Anvisa aprova medicamento para estágio inicial do Alzheimer
Pacientes
diagnosticados na fase inicial do Alzheimer
ganharam uma nova opção de tratamento para
retardar o declínio cognitivo da doença no Brasil,
após a Agência Nacional de Vigilância Sanitária (Anvisa) aprovar o medicamento
Leqembi.
Produzida com o
anticorpo lecanemabe, a substância é uma solução que age reduzindo as placas
beta-amiloides no cérebro.
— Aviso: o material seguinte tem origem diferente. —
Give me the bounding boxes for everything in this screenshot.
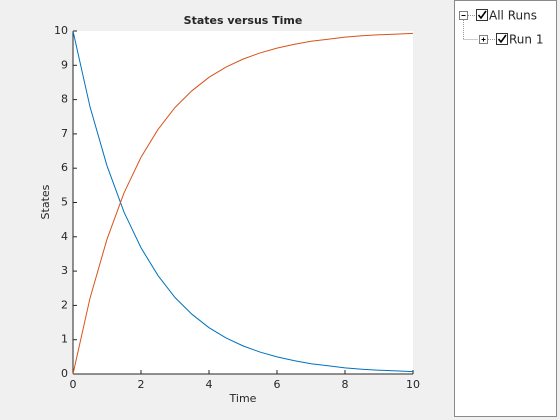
y-tick-label: 8 [61, 93, 68, 106]
checkbox[interactable] [476, 9, 488, 21]
x-axis-label: Time [229, 392, 257, 405]
x-tick-label: 8 [342, 378, 349, 391]
checkmark [477, 10, 487, 20]
tree-label: All Runs [489, 9, 537, 23]
y-tick-label: 9 [61, 58, 68, 71]
x-tick-label: 10 [406, 378, 420, 391]
chart: States versus Time Time States 0 1 2 3 4 5 6 7 8… [39, 14, 420, 405]
x-tick-label: 6 [274, 378, 281, 391]
y-tick-label: 4 [61, 230, 68, 243]
data-line [72, 32, 414, 375]
x-tick-label: 2 [138, 378, 145, 391]
y-tick-label: 3 [61, 264, 68, 277]
plot-area [73, 31, 413, 374]
checkbox[interactable] [496, 33, 508, 45]
tree-child-node[interactable]: Run 1 [479, 33, 544, 47]
tree-label: Run 1 [509, 33, 543, 47]
y-tick-label: 7 [61, 127, 68, 140]
x-tick-label: 0 [70, 378, 77, 391]
checkmark [497, 34, 507, 44]
tree-root-node[interactable]: All Runs [459, 9, 537, 40]
y-tick-label: 6 [61, 161, 68, 174]
y-tick-label: 5 [61, 196, 68, 209]
chart-title: States versus Time [184, 14, 303, 27]
y-tick-label: 1 [61, 333, 68, 346]
run-tree: All Runs Run 1 [454, 0, 557, 417]
y-tick-label: 10 [54, 24, 68, 37]
data-line [72, 30, 414, 373]
y-axis-label: States [39, 184, 52, 219]
y-tick-label: 2 [61, 298, 68, 311]
y-tick-label: 0 [61, 367, 68, 380]
x-tick-label: 4 [206, 378, 213, 391]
O acúmulo dessas placas é uma característica
definidora do Alzheimer.
A
liberação do novo medicamento foi publicada no Diário Oficial da União (Dou) em
22 de dezembro de 2025.
Segundo a
Anvisa, o Leqembi teve a eficácia clínica avaliada em um estudo principal que
envolveu 1.795 paciente em estágio inicial, que apresentavam placas
betaamiloides no cérebro e receberam o medicamento ou placebo.
Na
pesquisa, a avaliação ocorreu a partir de uma escala de demência denominada
CDR-SB, que testa a gravidade da doença de Alzheimer
em pacientes e inclui questões que ajudam a
determinar o quanto a vida diária do paciente foi afetada pelo comprometimento
cognitivo.
Segundo o
estudo, no subgrupo de 1.521 pessoas, os pacientes tratados com
Leqembi apresentaram um aumento menor na pontuação CDR-SB do
que aqueles que receberam placebo. "A principal medida de eficácia foi a
mudança nos sintomas após 18 meses", apontou a agência.